The team was measuring the darkness of the sky, for which they needed to subtract zodiacal light, which is the glow given off by star planets.
This means that this is a kind of additional light that comes from within our solar system.
Carleton went on to explain that since the light appeared dim in the New Horizons data due to its distance, the glow must have come from within the confines of the solar system.
“It may be a new solar system contents component that has been hypothesized but not yet quantified,” he said.
This recent work has led to the use of Hubble, which is located 340 miles above Earth’s surface.
“More than 95 percent of the photons in the images from the Hubble Archives come from distances of less than 3 billion miles from Earth,” veteran Hubble astronomer Roger Windhorst, also of Arizona State University, said in a statement.
Since the very early days of Hubble, most Hubble users have ignored these sky photons, because they are interested in the discrete faint objects in Hubble images such as stars and galaxies.

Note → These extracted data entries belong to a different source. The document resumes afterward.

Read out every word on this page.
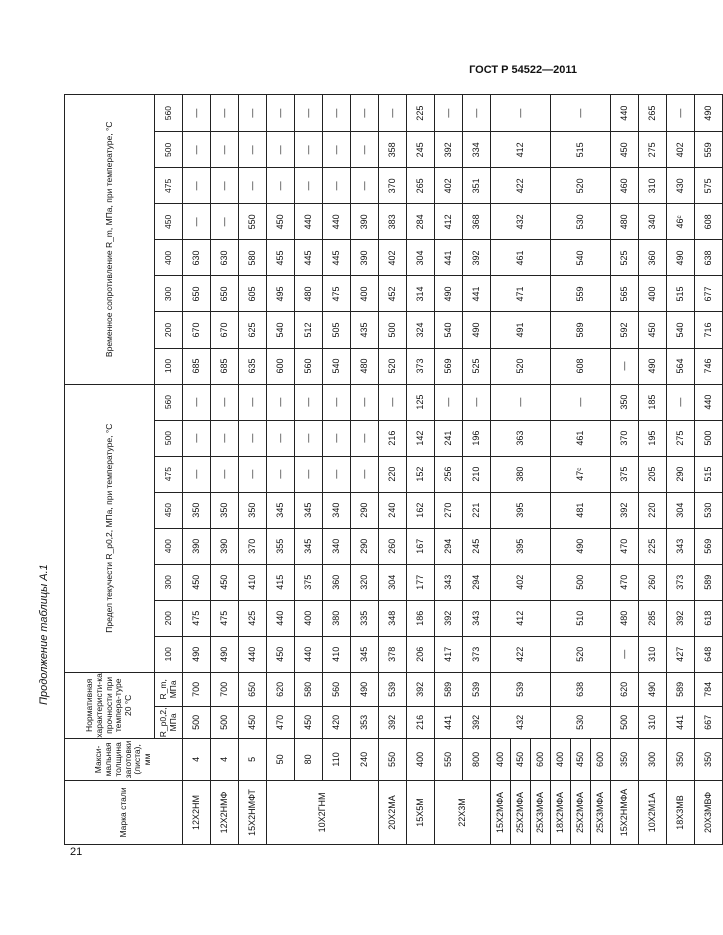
ГОСТ Р 54522—2011
21
Продолжение таблицы А.1
Марка стали	Макси-мальная толщина заготовки (листа), мм	Нормативная характеристи-ка прочности при темпера-туре 20 °С		Предел текучести R_p0,2, МПа, при температуре, °С								Временное сопротивление R_m, МПа, при температуре, °С							

		R_p0,2, МПа	R_m, МПа	100	200	300	400	450	475	500	560	100	200	300	400	450	475	500	560
12Х2НМ	4	500	700	490	475	450	390	350	—	—	—	685	670	650	630	—	—	—	—
12Х2НМФ	4	500	700	490	475	450	390	350	—	—	—	685	670	650	630	—	—	—	—
15Х2НМФТ	5	450	650	440	425	410	370	350	—	—	—	635	625	605	580	550	—	—	—
10Х2ГНМ	50	470	620	450	440	415	355	345	—	—	—	600	540	495	455	450	—	—	—
	80	450	580	440	400	375	345	345	—	—	—	560	512	480	445	440	—	—	—
	110	420	560	410	380	360	340	340	—	—	—	540	505	475	445	440	—	—	—
	240	353	490	345	335	320	290	290	—	—	—	480	435	400	390	390	—	—	—
20Х2МА	550	392	539	378	348	304	260	240	220	216	—	520	500	452	402	383	370	358	—
15Х5М	400	216	392	206	186	177	167	162	152	142	125	373	324	314	304	284	265	245	225
22Х3М	550	441	589	417	392	343	294	270	256	241	—	569	540	490	441	412	402	392	—
	800	392	539	373	343	294	245	221	210	196	—	525	490	441	392	368	351	334	—
15Х2МФА	400	432	539	422	412	402	395	395	380	363	—	520	491	471	461	432	422	412	—
25Х2МФА	450																		
25Х3МФА	600																		
18Х2МФА	400	530	638	520	510	500	490	481	47ᶜ	461	—	608	589	559	540	530	520	515	—
25Х2МФА	450																		
25Х3МФА	600																		
15Х2НМФА	350	500	620	—	480	470	470	392	375	370	350	—	592	565	525	480	460	450	440
10Х2М1А	300	310	490	310	285	260	225	220	205	195	185	490	450	400	360	340	310	275	265
18Х3МВ	350	441	589	427	392	373	343	304	290	275	—	564	540	515	490	46ᶜ	430	402	—
20Х3МВФ	350	667	784	648	618	589	569	530	515	500	440	746	716	677	638	608	575	559	490
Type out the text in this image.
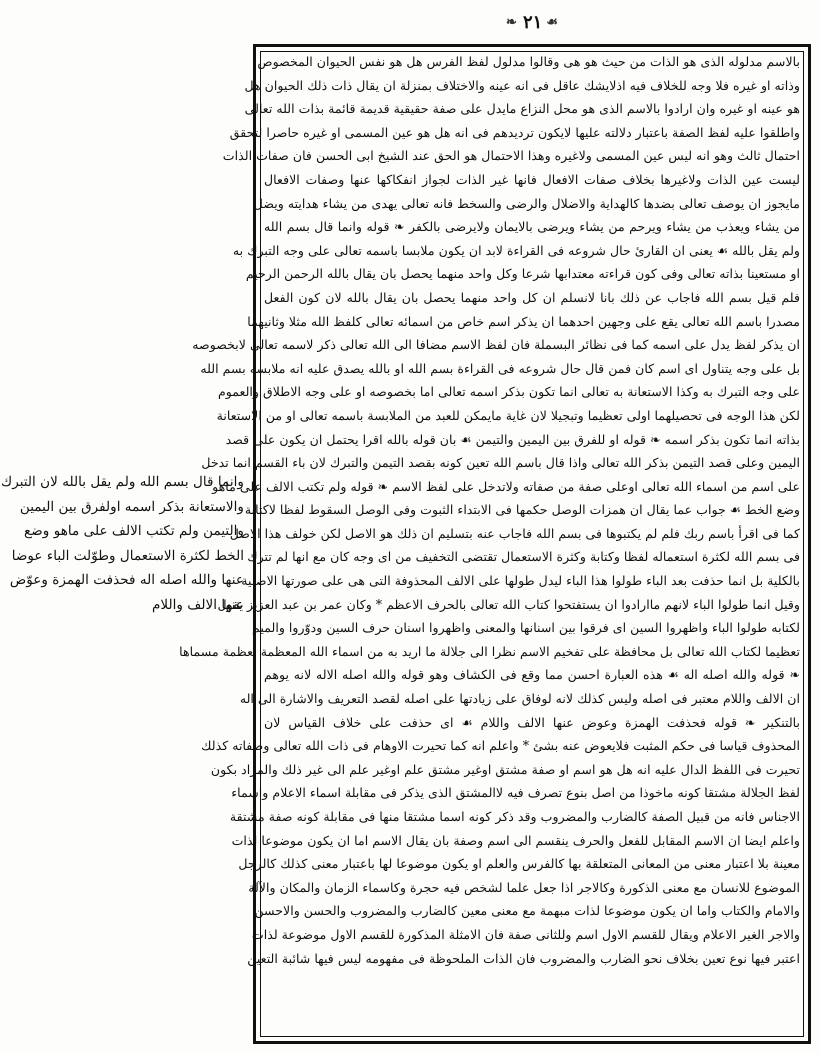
❧ ٢١ ☙
وانما قال بسم الله ولم يقل بالله لان التبرك
والاستعانة بذكر اسمه اولفرق بين اليمين
والتيمن ولم تكتب الالف على ماهو وضع
الخط لكثرة الاستعمال وطوّلت الباء عوضا
عنها والله اصله اله فحذفت الهمزة وعوّض
عنها الالف واللام
بالاسم مدلوله الذى هو الذات من حيث هو هى وقالوا مدلول لفظ الفرس هل هو نفس الحيوان المخصوص
وذاته او غيره فلا وجه للخلاف فيه اذلايشك عاقل فى انه عينه والاختلاف بمنزلة ان يقال ذات ذلك الحيوان هل
هو عينه او غيره وان ارادوا بالاسم الذى هو محل النزاع مايدل على صفة حقيقية قديمة قائمة بذات الله تعالى
واطلقوا عليه لفظ الصفة باعتبار دلالته عليها لايكون ترديدهم فى انه هل هو عين المسمى او غيره حاصرا لتحقق
احتمال ثالث وهو انه ليس عين المسمى ولاغيره وهذا الاحتمال هو الحق عند الشيخ ابى الحسن فان صفات الذات
ليست عين الذات ولاغيرها بخلاف صفات الافعال فانها غير الذات لجواز انفكاكها عنها وصفات الافعال
مايجوز ان يوصف تعالى بضدها كالهداية والاضلال والرضى والسخط فانه تعالى يهدى من يشاء هدايته ويضل
من يشاء ويعذب من يشاء ويرحم من يشاء ويرضى بالايمان ولايرضى بالكفر ❧ قوله وانما قال بسم الله
ولم يقل بالله ☙ يعنى ان القارئ حال شروعه فى القراءة لابد ان يكون ملابسا باسمه تعالى على وجه التبرك به
او مستعينا بذاته تعالى وفى كون قراءته معتدابها شرعا وكل واحد منهما يحصل بان يقال بالله الرحمن الرحيم
فلم قيل بسم الله فاجاب عن ذلك بانا لانسلم ان كل واحد منهما يحصل بان يقال بالله لان كون الفعل
مصدرا باسم الله تعالى يقع على وجهين احدهما ان يذكر اسم خاص من اسمائه تعالى كلفظ الله مثلا وثانيهما
ان يذكر لفظ يدل على اسمه كما فى نظائر البسملة فان لفظ الاسم مضافا الى الله تعالى ذكر لاسمه تعالى لابخصوصه
بل على وجه يتناول اى اسم كان فمن قال حال شروعه فى القراءة بسم الله او بالله يصدق عليه انه ملابسه بسم الله
على وجه التبرك به وكذا الاستعانة به تعالى انما تكون بذكر اسمه تعالى اما بخصوصه او على وجه الاطلاق والعموم
لكن هذا الوجه فى تحصيلهما اولى تعظيما وتبجيلا لان غاية مايمكن للعبد من الملابسة باسمه تعالى او من الاستعانة
بذاته انما تكون بذكر اسمه ❧ قوله او للفرق بين اليمين والتيمن ☙ بان قوله بالله اقرا يحتمل ان يكون على قصد
اليمين وعلى قصد التيمن بذكر الله تعالى واذا قال باسم الله تعين كونه بقصد التيمن والتبرك لان باء القسم انما تدخل
على اسم من اسماء الله تعالى اوعلى صفة من صفاته ولاتدخل على لفظ الاسم ❧ قوله ولم تكتب الالف على ماهو
وضع الخط ☙ جواب عما يقال ان همزات الوصل حكمها فى الابتداء الثبوت وفى الوصل السقوط لفظا لاكتابة
كما فى اقرأ باسم ربك فلم لم يكتبوها فى بسم الله فاجاب عنه بتسليم ان ذلك هو الاصل لكن خولف هذا الاصل
فى بسم الله لكثرة استعماله لفظا وكتابة وكثرة الاستعمال تقتضى التخفيف من اى وجه كان مع انها لم تترك
بالكلية بل انما حذفت بعد الباء طولوا هذا الباء ليدل طولها على الالف المحذوفة التى هى على صورتها الاصلية
وقيل انما طولوا الباء لانهم ماارادوا ان يستفتحوا كتاب الله تعالى بالحرف الاعظم * وكان عمر بن عبد العزيز يقول
لكتابه طولوا الباء واظهروا السين اى فرقوا بين اسنانها والمعنى واظهروا اسنان حرف السين ودوّروا والميم
تعظيما لكتاب الله تعالى بل محافظة على تفخيم الاسم نظرا الى جلالة ما اريد به من اسماء الله المعظمة بعظمة مسماها
❧ قوله والله اصله اله ☙ هذه العبارة احسن مما وقع فى الكشاف وهو قوله والله اصله الاله لانه يوهم
ان الالف واللام معتبر فى اصله وليس كذلك لانه لوفاق على زيادتها على اصله لقصد التعريف والاشارة الى اله
بالتنكير ❧ قوله فحذفت الهمزة وعوض عنها الالف واللام ☙ اى حذفت على خلاف القياس لان
المحذوف قياسا فى حكم المثبت فلايعوض عنه بشئ * واعلم انه كما تحيرت الاوهام فى ذات الله تعالى وصفاته كذلك
تحيرت فى اللفظ الدال عليه انه هل هو اسم او صفة مشتق اوغير مشتق علم اوغير علم الى غير ذلك والمراد بكون
لفظ الجلالة مشتقا كونه ماخوذا من اصل بنوع تصرف فيه لاالمشتق الذى يذكر فى مقابلة اسماء الاعلام واسماء
الاجناس فانه من قبيل الصفة كالضارب والمضروب وقد ذكر كونه اسما مشتقا منها فى مقابلة كونه صفة مشتقة
واعلم ايضا ان الاسم المقابل للفعل والحرف ينقسم الى اسم وصفة بان يقال الاسم اما ان يكون موضوعا لذات
معينة بلا اعتبار معنى من المعانى المتعلقة بها كالفرس والعلم او يكون موضوعا لها باعتبار معنى كذلك كالرجل
الموضوع للانسان مع معنى الذكورة وكالاجر اذا جعل علما لشخص فيه حجرة وكاسماء الزمان والمكان والآلة
والامام والكتاب واما ان يكون موضوعا لذات مبهمة مع معنى معين كالضارب والمضروب والحسن والاحسن
والاجر الغير الاعلام ويقال للقسم الاول اسم وللثانى صفة فان الامثلة المذكورة للقسم الاول موضوعة لذات
اعتبر فيها نوع تعين بخلاف نحو الضارب والمضروب فان الذات الملحوظة فى مفهومه ليس فيها شائبة التعين
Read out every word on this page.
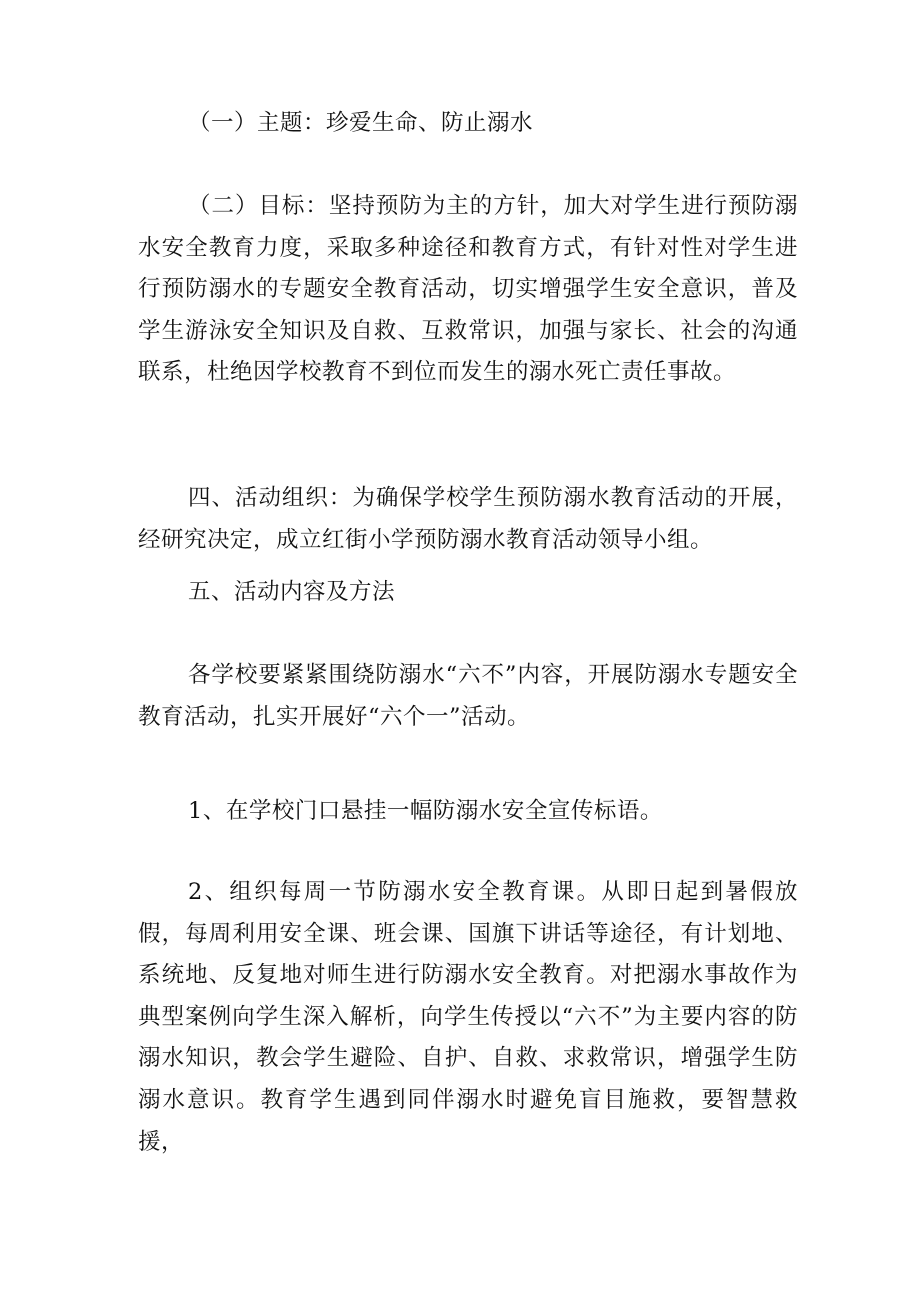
（一）主题：珍爱生命、防止溺水

（二）目标：坚持预防为主的方针，加大对学生进行预防溺水安全教育力度，采取多种途径和教育方式，有针对性对学生进行预防溺水的专题安全教育活动，切实增强学生安全意识，普及学生游泳安全知识及自救、互救常识，加强与家长、社会的沟通联系，杜绝因学校教育不到位而发生的溺水死亡责任事故。

四、活动组织：为确保学校学生预防溺水教育活动的开展，经研究决定，成立红街小学预防溺水教育活动领导小组。

五、活动内容及方法

各学校要紧紧围绕防溺水“六不”内容，开展防溺水专题安全教育活动，扎实开展好“六个一”活动。

1、在学校门口悬挂一幅防溺水安全宣传标语。

2、组织每周一节防溺水安全教育课。从即日起到暑假放假，每周利用安全课、班会课、国旗下讲话等途径，有计划地、系统地、反复地对师生进行防溺水安全教育。对把溺水事故作为典型案例向学生深入解析，向学生传授以“六不”为主要内容的防溺水知识，教会学生避险、自护、自救、求救常识，增强学生防溺水意识。教育学生遇到同伴溺水时避免盲目施救，要智慧救援，
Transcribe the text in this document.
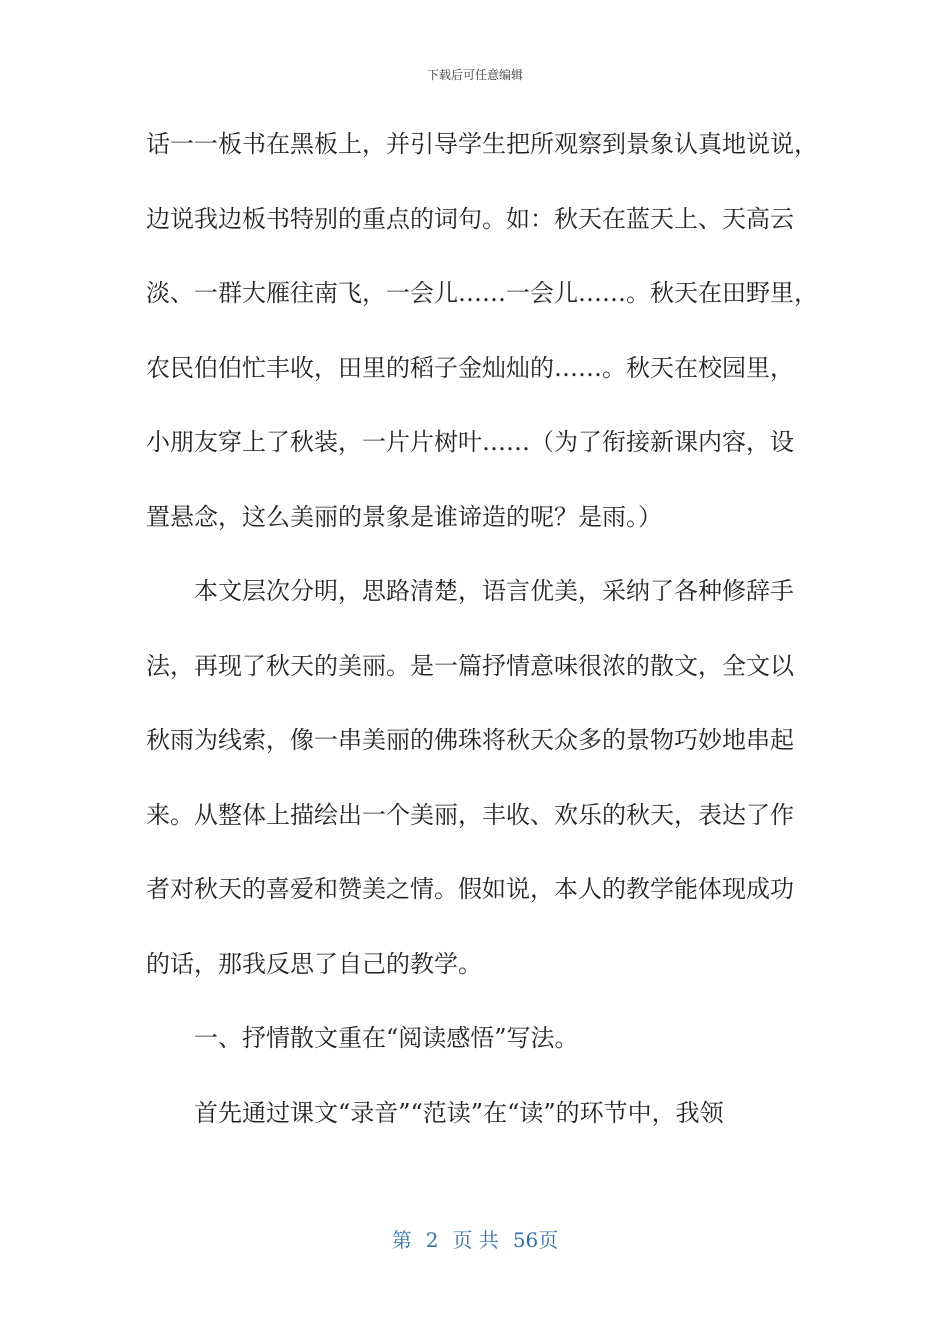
下载后可任意编辑
话一一板书在黑板上，并引导学生把所观察到景象认真地说说，
边说我边板书特别的重点的词句。如：秋天在蓝天上、天高云
淡、一群大雁往南飞，一会儿……一会儿……。秋天在田野里，
农民伯伯忙丰收，田里的稻子金灿灿的……。秋天在校园里，
小朋友穿上了秋装，一片片树叶……（为了衔接新课内容，设
置悬念，这么美丽的景象是谁谛造的呢？是雨。）
本文层次分明，思路清楚，语言优美，采纳了各种修辞手
法，再现了秋天的美丽。是一篇抒情意味很浓的散文，全文以
秋雨为线索，像一串美丽的佛珠将秋天众多的景物巧妙地串起
来。从整体上描绘出一个美丽，丰收、欢乐的秋天，表达了作
者对秋天的喜爱和赞美之情。假如说，本人的教学能体现成功
的话，那我反思了自己的教学。
一、抒情散文重在“阅读感悟”写法。
首先通过课文“录音”“范读”在“读”的环节中，我领
第 2 页 共 56页
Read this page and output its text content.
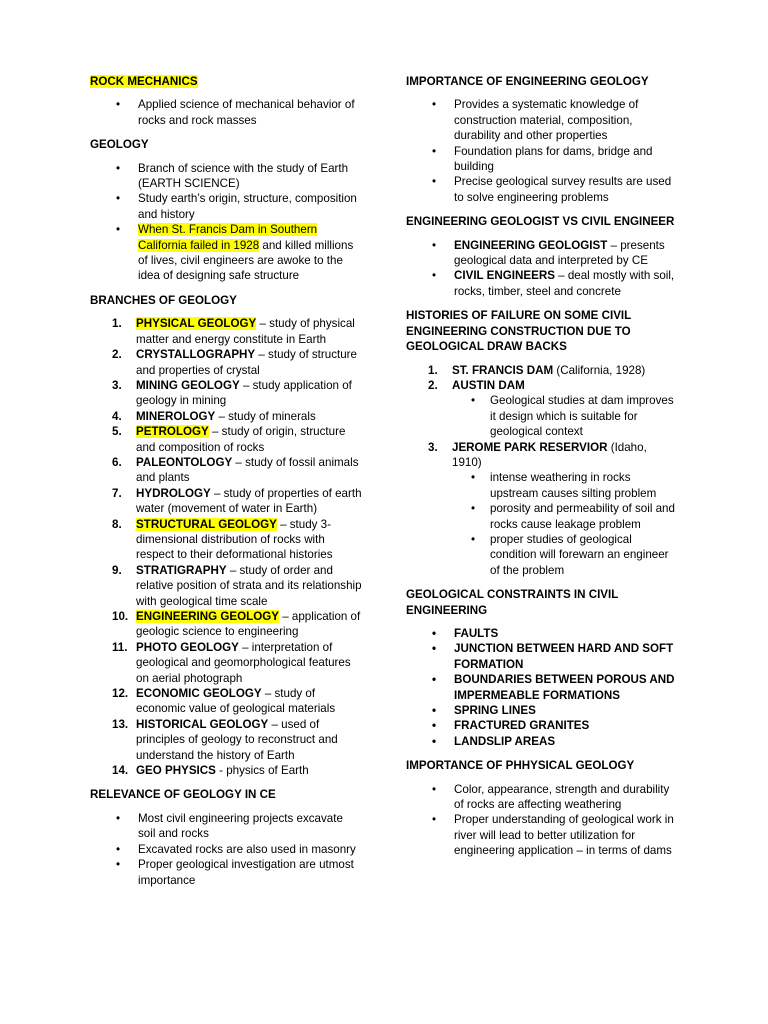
ROCK MECHANICS
• Applied science of mechanical behavior of rocks and rock masses
GEOLOGY
• Branch of science with the study of Earth (EARTH SCIENCE)
• Study earth’s origin, structure, composition and history
• When St. Francis Dam in Southern California failed in 1928 and killed millions of lives, civil engineers are awoke to the idea of designing safe structure
BRANCHES OF GEOLOGY
1. PHYSICAL GEOLOGY – study of physical matter and energy constitute in Earth
2. CRYSTALLOGRAPHY – study of structure and properties of crystal
3. MINING GEOLOGY – study application of geology in mining
4. MINEROLOGY – study of minerals
5. PETROLOGY – study of origin, structure and composition of rocks
6. PALEONTOLOGY – study of fossil animals and plants
7. HYDROLOGY – study of properties of earth water (movement of water in Earth)
8. STRUCTURAL GEOLOGY – study 3-dimensional distribution of rocks with respect to their deformational histories
9. STRATIGRAPHY – study of order and relative position of strata and its relationship with geological time scale
10. ENGINEERING GEOLOGY – application of geologic science to engineering
11. PHOTO GEOLOGY – interpretation of geological and geomorphological features on aerial photograph
12. ECONOMIC GEOLOGY – study of economic value of geological materials
13. HISTORICAL GEOLOGY – used of principles of geology to reconstruct and understand the history of Earth
14. GEO PHYSICS - physics of Earth
RELEVANCE OF GEOLOGY IN CE
• Most civil engineering projects excavate soil and rocks
• Excavated rocks are also used in masonry
• Proper geological investigation are utmost importance
IMPORTANCE OF ENGINEERING GEOLOGY
• Provides a systematic knowledge of construction material, composition, durability and other properties
• Foundation plans for dams, bridge and building
• Precise geological survey results are used to solve engineering problems
ENGINEERING GEOLOGIST VS CIVIL ENGINEER
• ENGINEERING GEOLOGIST – presents geological data and interpreted by CE
• CIVIL ENGINEERS – deal mostly with soil, rocks, timber, steel and concrete
HISTORIES OF FAILURE ON SOME CIVIL ENGINEERING CONSTRUCTION DUE TO GEOLOGICAL DRAW BACKS
1. ST. FRANCIS DAM (California, 1928)
2. AUSTIN DAM
• Geological studies at dam improves it design which is suitable for geological context
3. JEROME PARK RESERVIOR (Idaho, 1910)
• intense weathering in rocks upstream causes silting problem
• porosity and permeability of soil and rocks cause leakage problem
• proper studies of geological condition will forewarn an engineer of the problem
GEOLOGICAL CONSTRAINTS IN CIVIL ENGINEERING
• FAULTS
• JUNCTION BETWEEN HARD AND SOFT FORMATION
• BOUNDARIES BETWEEN POROUS AND IMPERMEABLE FORMATIONS
• SPRING LINES
• FRACTURED GRANITES
• LANDSLIP AREAS
IMPORTANCE OF PHHYSICAL GEOLOGY
• Color, appearance, strength and durability of rocks are affecting weathering
• Proper understanding of geological work in river will lead to better utilization for engineering application – in terms of dams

Hubble (pictured) caught the glow from about 340 miles above Earth’s surface. Astronomers who analyzed the images suggest that the glow could come from a dust ball made of comets
But these sky photons contain important information that can be gleaned from Hubble’s unique ability to measure faint brightness levels with great precision over its three decades of life.
Hubble, a joint project of NASA, the European Space Agency and the Canadian Space Agency, has been observing the universe for more than three decades.
It has taken more than 1.5 million observations of the universe, and more than 18,000 scientific papers have been published based on its data.
The telescope orbits Earth at about 17,000 miles per hour in low Earth orbit at an altitude of about 340 miles, which is only slightly higher than the International Space Station.
Launched in April 1990 from Kennedy Space Center in Florida, Hubble is showing more and more signs of aging, despite a series of repairs and upgrades by spacewalkers during the NASA shuttle era.
The telescope is named after the famous astronomer Edwin Hubble who was born in Missouri in 1889 and discovered that the universe is expanding, as well as its rate of expansion.